From this range, arbitrary chunks can be cut to store the hash value. A block with a size of 1024Bytes is now used, it is much more reliable than a block of 64Bytes in the most “advanced” standard SHA3-512.

Hashing RU2 protects data from viewing / modification, but until cryptographers are convinced that the algorithm is strong, we will consider it as password data protection for access restriction.

Practical implementation of RU2

The Russian Roulette algorithm is built into the forensic duplicator of HDD and SDD drives. The algorithm is used there to create differential backups, integrity control, password-based access restriction and information compression.

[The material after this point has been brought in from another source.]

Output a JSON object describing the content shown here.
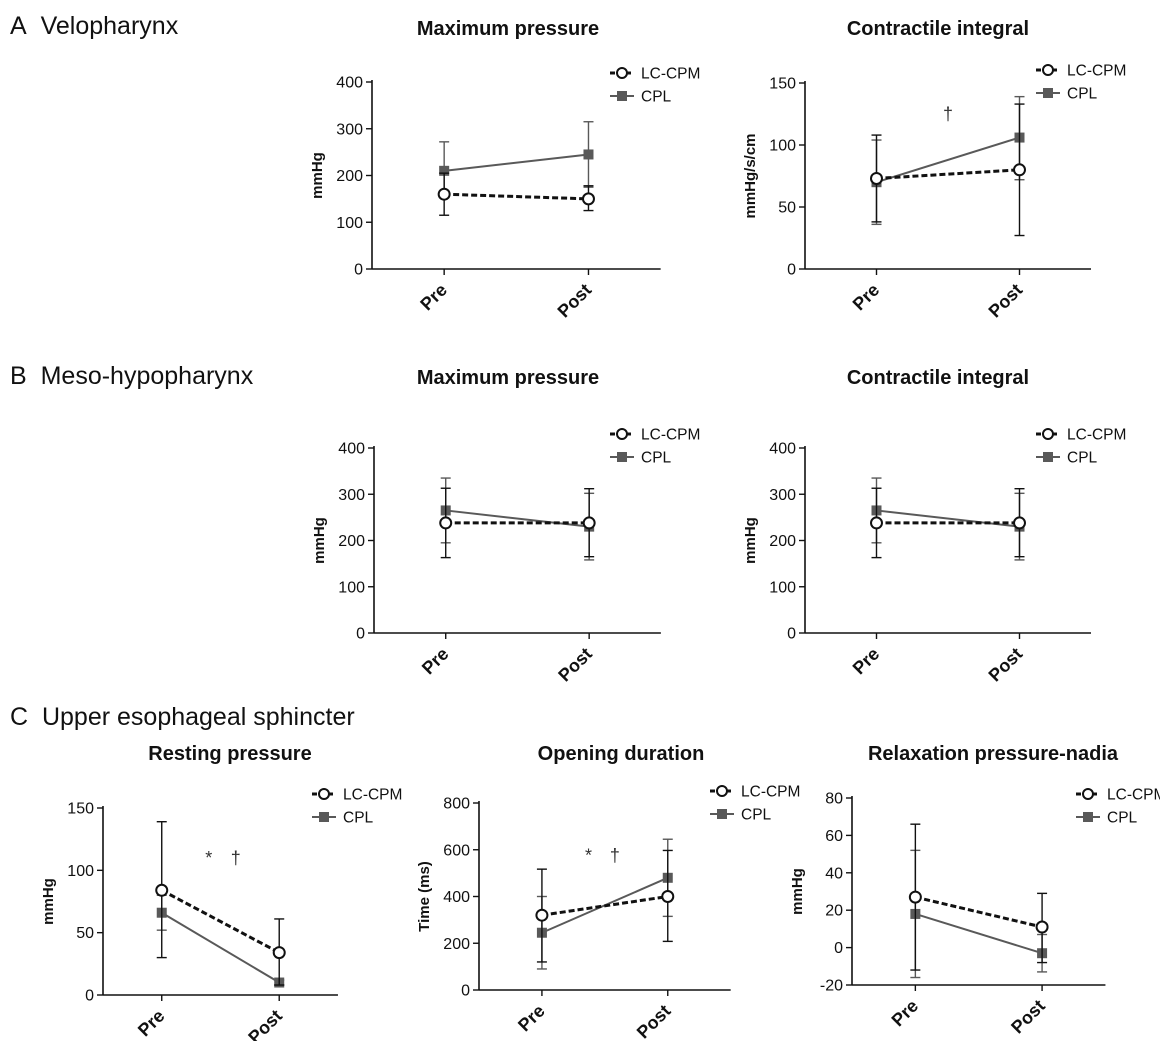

A compressor for removing redundancy has already been written earlier in the article “ New algorithm for high-speed data compression,” hashing is used to confirm the integrity of copied data, and in the case of entering a password, also for “password protection” of the received dumps from viewing / modification.

Here are the speed characteristics of RU2 obtained in real work on the creation of a differential backup:



Copying speed is limited by the parameters of the reader, a USB 3.0-SATA bridge cannot provide greater speed reading the SSD disk.

At an input stream speed of 360MegaBytes / sec. RU2 algorithm loads the processor by only 5% at a reduced frequency of 1.4GHz. This ensures the compression of information, its hashing and encryption (password protection) dump.

Traditional hashing systems cannot provide such performance. For comparison, here’s how the hashing system built into Acronis works when creating a differential backup of the same disk:



The processor hashes the input data stream at a speed of 340 MegaBytes / sec., While running at a frequency of 3.8GigHz, and is loaded at 28%.

If we convert the obtained results into the limiting parameters for a dual-core processor operating at a frequency of 3.8GHz, then the Acronis hashing system can provide a throughput of 1.4Gbytes / sec.

Much more loaded with tasks (hashing + compression + "password protection") the "Russian Roulette" algorithm provides a speed of 21Gbytes / sec.

In other words, RU2 hashing works an order of magnitude faster than standard hashing implemented in Acronis.

In addition, Russian Roulette provides the pseudo-random number generation rate of 12 GBytes per second. This is the fastest generator of pseudo-random sequences known to meet the requirements of the official NIST tests.

Generation of random numbers, hashing, password protection, while this is enough for Russian Roulette.

"... But what about cryptography ?, - and cryptography later ...".